With the public comment period over for a plan to install a natural gas pipeline underneath parts of Queens, including the Rockaways, opponents still have not abandoned their efforts to stop the controversial project.
Residents were given about two months, until early December, to sound off over the Rockaway Delivery Lateral Project and must now wait for the Federal Energy Regulatory Commission’s final assessment of the project, followed by a vote by Congress. The $265 million project would, if approved by federal legislators, build a gas pipeline that runs through Gateway National Recreation Area, including Jacob Riis Park and Jamaica Bay, as well as install a gas metering and regulating station in two hangars at Floyd Bennett Field.
Defended by the two companies that want to bring the project to fruition – National Grid and Williams Transco – as necessary to address growing energy needs in New York City, opponents have said the project would disrupt the area waterways’ ecosystems and set a precedent allowing private, for-profit companies to lease public park land, among other concerns.
J.K. Canepa of the Coalition Against the Rockaway Pipeline said her group traveled to Albany Wednesday for Gov. Andrew Cuomo’s State of the State address to ensure their message of opposition stays relevant.
“We are concerned about natural gas as a contributor to climate change,” Canepa said. “Yes, it does burn relatively cleanly and puts out a small amount of carbon dioxide when compared to gas, oil or coal. But what it also puts out is methane.”
Williams and National Grid released an Environmental Impact Statement in October assessing how the 3.2-mile, 26-inch pipeline would impact parts of Queens and Brooklyn, which was subject to a public comment period through Dec. 9. Both companies have argued the proposal would make it easier to get natural gas to parts of the city in a safe way.
“We are investing heavily in our gas infrastructure to ensure reliability, safety, and to connect our customers to the energy they need to heat their homes and run their businesses in the most economic manner,” said Ken Daly, president, National Grid New York in a statement. “This project is critical to provide the additional clean economical natural gas supplies that our customers need; it supports the regional environmental goals, and it will help the local community in its ongoing rebuilding efforts.”
In response, Assemblyman Phil Goldfeder (D-Rockaway) fired off a letter to Williams and National Grid pressuring them to preserve the environment of parts of Queens, including Jamaica Bay. Though he has not publicly supported or opposed the plan just yet, Goldfeder’s biggest argument revolved solely around sustainability.

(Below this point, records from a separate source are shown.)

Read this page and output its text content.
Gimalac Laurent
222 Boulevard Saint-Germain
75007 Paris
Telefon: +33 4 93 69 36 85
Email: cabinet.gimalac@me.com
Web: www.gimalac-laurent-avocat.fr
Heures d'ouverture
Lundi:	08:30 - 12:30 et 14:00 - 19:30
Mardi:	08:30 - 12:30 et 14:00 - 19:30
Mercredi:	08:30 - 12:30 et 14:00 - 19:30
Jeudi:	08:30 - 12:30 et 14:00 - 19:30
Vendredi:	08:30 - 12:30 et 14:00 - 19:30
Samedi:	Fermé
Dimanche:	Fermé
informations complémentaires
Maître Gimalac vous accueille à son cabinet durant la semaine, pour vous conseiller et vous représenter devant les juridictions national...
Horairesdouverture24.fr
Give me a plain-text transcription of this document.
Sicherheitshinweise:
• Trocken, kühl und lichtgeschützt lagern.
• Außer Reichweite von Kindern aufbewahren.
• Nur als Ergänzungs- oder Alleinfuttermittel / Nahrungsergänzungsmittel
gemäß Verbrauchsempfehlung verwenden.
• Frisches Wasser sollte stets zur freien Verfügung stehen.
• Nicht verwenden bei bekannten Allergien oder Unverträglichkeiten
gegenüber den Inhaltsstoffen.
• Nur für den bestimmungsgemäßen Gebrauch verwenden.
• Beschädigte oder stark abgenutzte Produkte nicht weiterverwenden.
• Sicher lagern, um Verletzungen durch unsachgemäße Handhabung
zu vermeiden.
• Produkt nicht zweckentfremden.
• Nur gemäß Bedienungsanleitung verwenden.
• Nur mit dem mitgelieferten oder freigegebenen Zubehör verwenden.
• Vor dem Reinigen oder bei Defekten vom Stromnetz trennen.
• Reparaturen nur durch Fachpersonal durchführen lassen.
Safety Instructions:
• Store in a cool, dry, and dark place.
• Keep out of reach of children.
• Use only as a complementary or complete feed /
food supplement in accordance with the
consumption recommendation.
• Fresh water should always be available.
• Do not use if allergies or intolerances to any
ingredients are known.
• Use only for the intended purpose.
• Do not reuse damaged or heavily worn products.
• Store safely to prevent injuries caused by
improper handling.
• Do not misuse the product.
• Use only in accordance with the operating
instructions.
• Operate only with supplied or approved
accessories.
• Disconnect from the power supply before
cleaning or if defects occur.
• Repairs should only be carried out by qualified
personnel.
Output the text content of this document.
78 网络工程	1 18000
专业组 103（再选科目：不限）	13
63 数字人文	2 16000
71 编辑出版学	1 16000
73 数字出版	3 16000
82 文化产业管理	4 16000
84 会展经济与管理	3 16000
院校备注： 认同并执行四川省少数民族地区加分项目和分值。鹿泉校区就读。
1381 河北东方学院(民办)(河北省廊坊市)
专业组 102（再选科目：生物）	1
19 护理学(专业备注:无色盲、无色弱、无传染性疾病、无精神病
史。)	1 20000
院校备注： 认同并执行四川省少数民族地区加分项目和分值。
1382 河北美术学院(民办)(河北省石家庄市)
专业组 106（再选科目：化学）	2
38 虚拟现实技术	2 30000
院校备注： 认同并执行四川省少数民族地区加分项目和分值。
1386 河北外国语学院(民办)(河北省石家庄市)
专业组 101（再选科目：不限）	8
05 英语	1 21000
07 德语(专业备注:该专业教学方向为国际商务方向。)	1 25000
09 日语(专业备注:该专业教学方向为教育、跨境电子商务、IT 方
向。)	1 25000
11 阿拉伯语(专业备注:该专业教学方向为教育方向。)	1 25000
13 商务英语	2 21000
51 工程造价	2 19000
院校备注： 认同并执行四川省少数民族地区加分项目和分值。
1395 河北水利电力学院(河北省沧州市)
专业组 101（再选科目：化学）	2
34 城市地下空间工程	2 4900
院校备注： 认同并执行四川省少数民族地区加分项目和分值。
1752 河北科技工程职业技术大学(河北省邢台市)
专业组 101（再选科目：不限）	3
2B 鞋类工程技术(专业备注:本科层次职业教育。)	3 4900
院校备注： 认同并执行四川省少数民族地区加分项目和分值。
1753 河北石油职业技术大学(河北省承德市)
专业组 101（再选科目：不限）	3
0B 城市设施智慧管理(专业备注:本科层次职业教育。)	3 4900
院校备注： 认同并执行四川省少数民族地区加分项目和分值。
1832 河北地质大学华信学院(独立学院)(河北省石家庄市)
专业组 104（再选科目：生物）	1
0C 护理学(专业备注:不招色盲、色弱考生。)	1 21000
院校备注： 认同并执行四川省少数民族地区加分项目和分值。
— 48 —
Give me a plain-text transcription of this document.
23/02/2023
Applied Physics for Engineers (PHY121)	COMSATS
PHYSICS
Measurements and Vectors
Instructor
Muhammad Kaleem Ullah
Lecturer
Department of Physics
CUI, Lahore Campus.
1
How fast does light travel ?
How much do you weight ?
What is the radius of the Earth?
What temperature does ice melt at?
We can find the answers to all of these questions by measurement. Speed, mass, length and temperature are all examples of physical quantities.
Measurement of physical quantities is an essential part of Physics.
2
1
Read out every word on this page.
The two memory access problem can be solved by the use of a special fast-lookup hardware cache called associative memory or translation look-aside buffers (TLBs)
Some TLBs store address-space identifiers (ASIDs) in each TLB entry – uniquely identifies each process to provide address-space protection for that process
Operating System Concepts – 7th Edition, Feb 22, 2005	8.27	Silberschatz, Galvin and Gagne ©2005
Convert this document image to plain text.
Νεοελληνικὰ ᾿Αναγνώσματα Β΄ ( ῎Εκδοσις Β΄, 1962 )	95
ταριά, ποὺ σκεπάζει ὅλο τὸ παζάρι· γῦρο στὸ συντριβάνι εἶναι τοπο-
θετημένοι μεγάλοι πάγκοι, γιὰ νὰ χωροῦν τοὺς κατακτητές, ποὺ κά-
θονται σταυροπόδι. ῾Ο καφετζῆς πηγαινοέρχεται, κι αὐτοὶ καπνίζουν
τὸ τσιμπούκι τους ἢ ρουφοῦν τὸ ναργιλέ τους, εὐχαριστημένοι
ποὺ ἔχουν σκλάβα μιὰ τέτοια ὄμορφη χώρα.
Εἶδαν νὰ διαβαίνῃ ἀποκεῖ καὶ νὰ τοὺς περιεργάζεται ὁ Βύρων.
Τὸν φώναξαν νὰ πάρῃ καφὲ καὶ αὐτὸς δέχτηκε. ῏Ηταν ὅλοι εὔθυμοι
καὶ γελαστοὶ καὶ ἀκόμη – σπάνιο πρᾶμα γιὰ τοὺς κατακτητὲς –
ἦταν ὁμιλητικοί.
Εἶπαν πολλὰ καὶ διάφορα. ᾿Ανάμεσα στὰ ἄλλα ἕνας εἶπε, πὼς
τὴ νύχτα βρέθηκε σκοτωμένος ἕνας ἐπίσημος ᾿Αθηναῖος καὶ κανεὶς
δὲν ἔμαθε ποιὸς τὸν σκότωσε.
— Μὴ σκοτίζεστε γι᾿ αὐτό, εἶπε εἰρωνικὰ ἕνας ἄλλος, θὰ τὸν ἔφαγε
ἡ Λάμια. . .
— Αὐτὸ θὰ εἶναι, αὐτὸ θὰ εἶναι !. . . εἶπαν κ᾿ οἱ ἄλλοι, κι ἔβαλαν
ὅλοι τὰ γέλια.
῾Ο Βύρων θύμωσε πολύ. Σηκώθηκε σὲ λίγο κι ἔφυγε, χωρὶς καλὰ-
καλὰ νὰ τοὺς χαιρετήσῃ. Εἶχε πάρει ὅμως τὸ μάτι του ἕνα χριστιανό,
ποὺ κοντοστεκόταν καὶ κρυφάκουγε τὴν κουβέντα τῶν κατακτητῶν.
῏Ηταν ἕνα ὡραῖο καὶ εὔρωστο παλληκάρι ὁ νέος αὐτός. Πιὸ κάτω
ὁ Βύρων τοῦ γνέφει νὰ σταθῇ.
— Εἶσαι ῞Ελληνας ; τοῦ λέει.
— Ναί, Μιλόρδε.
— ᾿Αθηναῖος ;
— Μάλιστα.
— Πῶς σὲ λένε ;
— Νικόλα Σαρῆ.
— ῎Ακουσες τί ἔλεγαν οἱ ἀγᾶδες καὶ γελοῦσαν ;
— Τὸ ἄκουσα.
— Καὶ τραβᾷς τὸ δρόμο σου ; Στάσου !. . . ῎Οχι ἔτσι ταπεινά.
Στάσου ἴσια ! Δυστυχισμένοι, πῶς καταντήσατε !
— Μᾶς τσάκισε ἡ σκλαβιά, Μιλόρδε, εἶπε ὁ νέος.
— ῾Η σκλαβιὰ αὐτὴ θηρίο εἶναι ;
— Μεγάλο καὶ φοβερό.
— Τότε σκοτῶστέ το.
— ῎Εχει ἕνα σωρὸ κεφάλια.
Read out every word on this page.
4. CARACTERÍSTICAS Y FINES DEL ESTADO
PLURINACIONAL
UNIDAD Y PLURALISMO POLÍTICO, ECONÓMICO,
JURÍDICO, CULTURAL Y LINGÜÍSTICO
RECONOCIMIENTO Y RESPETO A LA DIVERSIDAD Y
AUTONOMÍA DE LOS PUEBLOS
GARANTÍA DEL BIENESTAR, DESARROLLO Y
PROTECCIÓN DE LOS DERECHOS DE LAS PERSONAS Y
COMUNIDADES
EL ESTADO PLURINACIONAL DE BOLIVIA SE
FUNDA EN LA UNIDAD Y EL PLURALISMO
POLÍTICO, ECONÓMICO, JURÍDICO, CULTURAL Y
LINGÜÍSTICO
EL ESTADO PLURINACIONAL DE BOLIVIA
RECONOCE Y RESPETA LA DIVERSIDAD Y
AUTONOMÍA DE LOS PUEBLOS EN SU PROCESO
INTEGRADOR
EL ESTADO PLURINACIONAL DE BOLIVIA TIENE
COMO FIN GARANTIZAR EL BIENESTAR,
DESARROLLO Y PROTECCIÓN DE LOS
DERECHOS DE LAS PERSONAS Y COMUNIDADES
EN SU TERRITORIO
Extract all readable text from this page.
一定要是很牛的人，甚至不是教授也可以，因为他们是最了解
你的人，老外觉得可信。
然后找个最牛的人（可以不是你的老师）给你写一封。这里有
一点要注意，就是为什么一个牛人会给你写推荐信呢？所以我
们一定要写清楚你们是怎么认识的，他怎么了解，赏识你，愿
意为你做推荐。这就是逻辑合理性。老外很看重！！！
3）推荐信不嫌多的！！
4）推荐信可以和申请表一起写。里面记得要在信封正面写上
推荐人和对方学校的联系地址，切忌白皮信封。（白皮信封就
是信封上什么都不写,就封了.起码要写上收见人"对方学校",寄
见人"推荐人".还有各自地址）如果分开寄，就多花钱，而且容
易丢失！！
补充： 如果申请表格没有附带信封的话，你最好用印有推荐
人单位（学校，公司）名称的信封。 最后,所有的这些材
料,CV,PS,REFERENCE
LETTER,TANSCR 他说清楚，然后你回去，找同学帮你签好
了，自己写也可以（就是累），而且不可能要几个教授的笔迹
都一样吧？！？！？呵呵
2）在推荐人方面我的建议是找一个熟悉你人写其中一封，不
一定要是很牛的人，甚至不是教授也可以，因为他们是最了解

“It’s not about being greedy. It’s about doing the best we can for Jamaica Bay,” he said. “The bay is an economic attraction for the community and we need to ensure we’re not hurting it, but making it better instead.”
Canepa said environmental safety was only one of the coalition’s several bullet points leading the opposition to the project and the group would spend the coming weeks
holding meetings to calculate the next plan of attack.
One of the coalition’s talking points has revolved around the readiness of New York to rely more heavily on renewable energy. A report published by Stanford University engineering professor Mark Z. Jacobson and his colleagues argued the same point, arguing against natural gas and explaining how New York could become completely renewable by 2030 relying only on wind, water and sun without losing money.
“Natural gas is excluded for several reasons,” the report said. “The mining, transport, and use of conventional natural gas for electric power results in at least 60 to 80 times more carbon-equivalent emissions and air pollution mortality per unit electric power generated than does wind energy over a 100-year time frame. “
In his report, Jacobson argued the conversion would create more jobs than lost, since most energy would be from within the state. It would also create long-term energy price stability, since fuel costs would be reduced to zero, Jacobson said.